Jan FroedeDer Endstand gestaltete sich dadurch folgendermaßen: Jan Froede vor Lukas Reichstein und Tim Apolle. Christian Braun und Patrick Patela auf den Rängen vier und fünf, während auf den Plätzen bis Rang zehn, Yannik Mosch, Julian Donnecker, Pepe-Luca Menger, Robin Müller und Alexander Lesser zu finden waren.
Die letzten Piloten des Tages, die auf die Schwabhäuser Strecke gingen, gehörten der Klasse XC Sport C an. Das feinste Händchen in Sachen Start gehörte beim vorletzten Lauf zur GCC-Meisterschaft Pascal Schneider. Er bog denn auch vor Frank Neubert und Marvin Möhler durch den Red Bull – Bogen in die erste Kehre ein. Noch in der ersten Runde hatte Marvin Möhler einen heftigen Abflug und schlug hart mit dem Helm auf dem Boden auf.
Marvin MöhlerVöllig benommen brauchte er erst einige Minuten, ehe er überhaupt wieder wusste, was um ihn herum geschah. Wesentlich gehandicapt durch diesen Vorfall hielt er dennoch das komplette Rennen durch. Auch wenn am Ende dadurch nur ein 35. Platz übrig blieb, kann dies als eine mehr als sehr beachtenswerte Leistung eingestuft werden. Zu welchen Leistungen Marvin Möhler sonst fähig ist, zeigt der erst vor kurzem errungene Sieg in dieser Klasse beim Rennen in Schefflenz. Unterdessen beendete Frank Neubert als Erster diese erste gefahrene Runde vor Pascal Schneider und Tobias Häfner. David Gärtlein und Andreas Ziem gesellten sich als Vierter und Fünfter hinzu.

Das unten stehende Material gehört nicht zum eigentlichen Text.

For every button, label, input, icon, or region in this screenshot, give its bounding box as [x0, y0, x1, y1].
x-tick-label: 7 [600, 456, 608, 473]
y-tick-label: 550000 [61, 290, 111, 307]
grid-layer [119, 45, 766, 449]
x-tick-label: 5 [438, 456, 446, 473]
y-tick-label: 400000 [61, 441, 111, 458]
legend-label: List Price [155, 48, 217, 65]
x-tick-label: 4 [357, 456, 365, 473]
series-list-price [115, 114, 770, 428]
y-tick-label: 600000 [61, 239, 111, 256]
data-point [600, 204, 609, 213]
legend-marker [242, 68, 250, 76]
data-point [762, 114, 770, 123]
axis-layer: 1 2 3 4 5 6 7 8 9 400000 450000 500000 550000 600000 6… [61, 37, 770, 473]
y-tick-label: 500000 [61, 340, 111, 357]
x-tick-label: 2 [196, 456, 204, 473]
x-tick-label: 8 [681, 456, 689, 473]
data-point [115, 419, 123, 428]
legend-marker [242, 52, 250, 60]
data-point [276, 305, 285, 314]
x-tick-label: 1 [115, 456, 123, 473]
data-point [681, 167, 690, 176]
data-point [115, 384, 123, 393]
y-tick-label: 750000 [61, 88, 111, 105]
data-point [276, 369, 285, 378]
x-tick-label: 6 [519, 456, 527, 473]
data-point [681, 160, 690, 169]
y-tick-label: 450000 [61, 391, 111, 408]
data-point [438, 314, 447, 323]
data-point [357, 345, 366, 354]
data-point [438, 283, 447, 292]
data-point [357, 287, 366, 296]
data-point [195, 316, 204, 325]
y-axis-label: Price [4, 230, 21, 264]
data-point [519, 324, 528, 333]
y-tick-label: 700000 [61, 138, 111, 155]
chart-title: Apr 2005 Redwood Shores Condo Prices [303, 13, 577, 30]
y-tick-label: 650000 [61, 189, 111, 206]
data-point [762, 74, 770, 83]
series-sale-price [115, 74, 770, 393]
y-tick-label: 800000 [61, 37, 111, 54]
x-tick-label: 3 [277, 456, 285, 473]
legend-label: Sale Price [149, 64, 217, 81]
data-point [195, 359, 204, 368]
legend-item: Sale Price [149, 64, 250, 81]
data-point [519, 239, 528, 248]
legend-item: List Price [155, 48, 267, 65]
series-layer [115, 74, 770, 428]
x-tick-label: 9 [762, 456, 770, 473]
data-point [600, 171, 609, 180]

Ab der vierten Runde übernahm Andreas Ziem den zweiten Platz von Tobias Häfner und gab diesen bis zur siebten Runde nicht wieder ab. Dann aber holte sich diesen fest entschlossen Tobias Häfner wieder zurück und verwies Andreas Ziem wieder auf den dahinter liegenden dritten Platz. Die beiden Tangelst-Mannen Patrick und Klaus verweilten derweil auf den Rängen vier und fünf.
Kurze Zeit später fiel Andreas Ziem bis auf den neunten Platz zurück, während alle vor ihm liegenden Piloten um jeweils einen Platz nach vorne rückten.
In Runde zehn läutete schließlich Tobias Häfner den sich vorher schon andeutenden Führungswechsel ein und gab dieselbe dann auch bis ins Ziel nicht mehr ab. Frank Neubert blieb logischerweise nichts anderes übrig, als sich schlussendlich nach dem Abbruch mit Platz zwei zufrieden zu geben.
Andreas Ziem gelang es in den letzten Runden noch einmal Boden gut zu machen und überquerte demzufolge als Dritter die Ziellinie an der Zählstelle. Klaus und Patrick Tangelst kamen auf den Rängen vier und fünf ins Ziel, während sich dahinter David Gärtlein positionierte. Die Plätze sieben bis zehn gingen dann letzten Endes noch an Dominik Zachrau, Marcus Liß, Manfred Budai und Timo Mengler, der trotz vier unsanfter Bodenkontakte noch den zehnten Platz ins Ziel fahren konnte.